Coordinating multi-robot systems (MRS) to search in unknown environments is particularly challenging for tasks that require semantic reasoning beyond geometric exploration. Classical coordination strategies rely on frontier coverage or information gain and cannot incorporate high-level task intent, such as searching for objects associated with specific room types. We propose \textit{Semantic Area Graph Reasoning} (SAGR), a hierarchical framework that enables Large Language Models (LLMs) to coordinate multi-robot exploration and semantic search through a structured semantic-topological abstraction of the environment. SAGR incrementally constructs a semantic area graph from a semantic occupancy map, encoding room instances, connectivity, frontier availability, and robot states into a compact task-relevant representation for LLM reasoning. The LLM performs high-level semantic room assignment based on spatial structure and task context, while deterministic frontier planning and local navigation handle geometric execution within assigned rooms. Experiments on the Habitat-Matterport3D dataset across 100 scenarios show that SAGR remains competitive with state-of-the-art exploration methods while consistently improving semantic target search efficiency, with up to 18.8\% in large environments. These results highlight the value of structured semantic abstractions as an effective interface between LLM-based reasoning and multi-robot coordination in complex indoor environments.
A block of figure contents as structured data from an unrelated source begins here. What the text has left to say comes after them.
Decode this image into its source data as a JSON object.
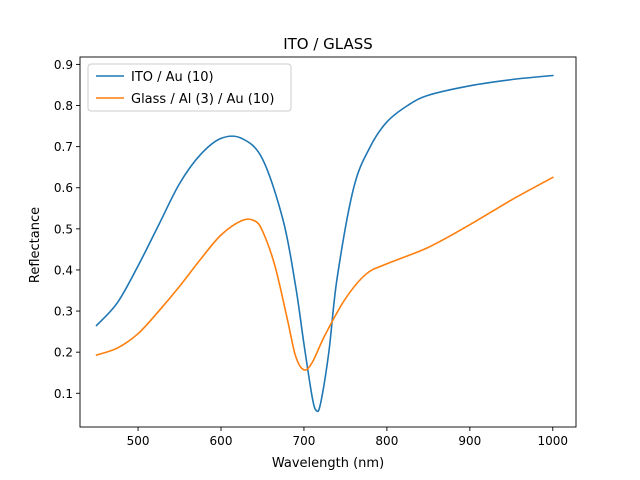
{
  "chart_data": {
    "type": "line",
    "title": "ITO / GLASS",
    "xlabel": "Wavelength (nm)",
    "ylabel": "Reflectance",
    "xlim": [
      430,
      1028
    ],
    "ylim": [
      0.018,
      0.918
    ],
    "xticks": [
      500,
      600,
      700,
      800,
      900,
      1000
    ],
    "yticks": [
      0.1,
      0.2,
      0.3,
      0.4,
      0.5,
      0.6,
      0.7,
      0.8,
      0.9
    ],
    "grid": false,
    "legend_position": "upper-left",
    "series": [
      {
        "name": "ITO / Au (10)",
        "color": "#1f77b4",
        "x": [
          450,
          475,
          500,
          525,
          550,
          575,
          600,
          625,
          650,
          675,
          690,
          700,
          710,
          715,
          720,
          730,
          740,
          760,
          780,
          800,
          825,
          850,
          900,
          950,
          1000
        ],
        "y": [
          0.265,
          0.32,
          0.41,
          0.51,
          0.61,
          0.68,
          0.72,
          0.72,
          0.67,
          0.52,
          0.36,
          0.22,
          0.09,
          0.058,
          0.075,
          0.2,
          0.38,
          0.6,
          0.7,
          0.76,
          0.8,
          0.825,
          0.848,
          0.863,
          0.873
        ]
      },
      {
        "name": "Glass / Al (3) / Au (10)",
        "color": "#ff7f0e",
        "x": [
          450,
          475,
          500,
          525,
          550,
          575,
          600,
          625,
          640,
          650,
          665,
          680,
          690,
          700,
          710,
          725,
          750,
          775,
          800,
          850,
          900,
          950,
          1000
        ],
        "y": [
          0.193,
          0.21,
          0.245,
          0.3,
          0.36,
          0.425,
          0.485,
          0.52,
          0.52,
          0.495,
          0.41,
          0.28,
          0.19,
          0.157,
          0.175,
          0.24,
          0.33,
          0.39,
          0.415,
          0.455,
          0.51,
          0.57,
          0.625
        ]
      }
    ]
  }
}
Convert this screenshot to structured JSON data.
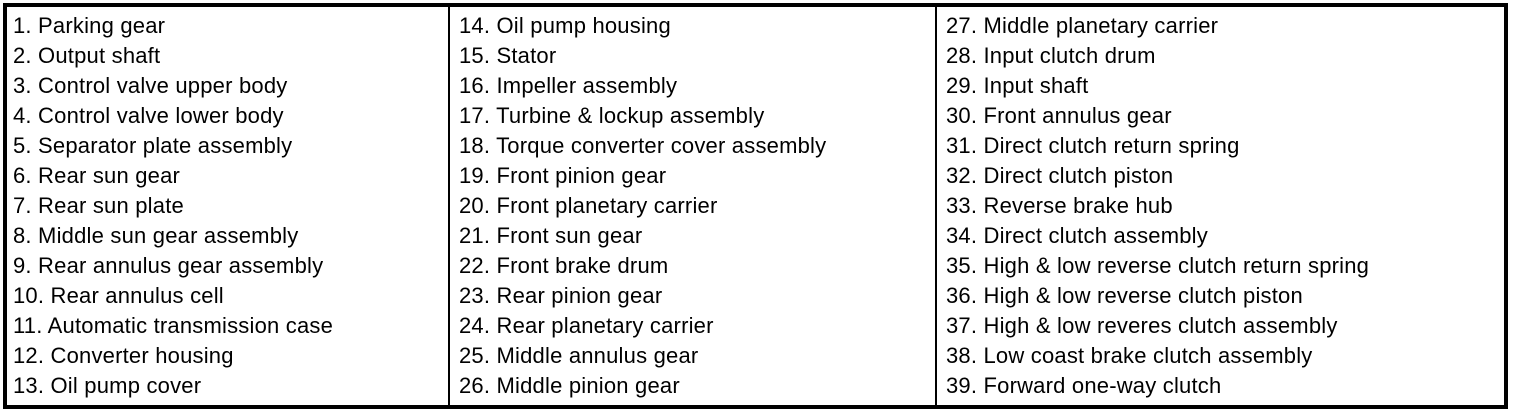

翻译：协调多机器人系统在未知环境中搜索，对于需要超越几何探索的语义推理任务尤为具有挑战性。经典协调策略依赖前沿覆盖或信息增益，无法融入高层次任务意图（例如搜索与特定房间类型关联的物体）。我们提出语义区域图推理（SAGR），这是一种分层框架，通过环境的结构化语义-拓扑抽象，使大语言模型（LLM）能够协调多机器人探索与语义搜索。SAGR从语义占据图中增量式构建语义区域图，将房间实例、连通性、前沿可用性及机器人状态编码为紧凑的任务相关表示，供LLM推理。LLM基于空间结构和任务上下文执行高层语义房间分配，而确定性前沿规划与局部导航负责处理分配房间内的几何执行。在Habitat-Matterport3D数据集上的100个场景实验表明，SAGR在与最先进探索方法保持竞争力同时，持续提升语义目标搜索效率（在大型环境中最高提升18.8%）。这些结果凸显了结构化语义抽象作为LLM推理与多机器人协调之间有效接口在复杂室内环境中的价值。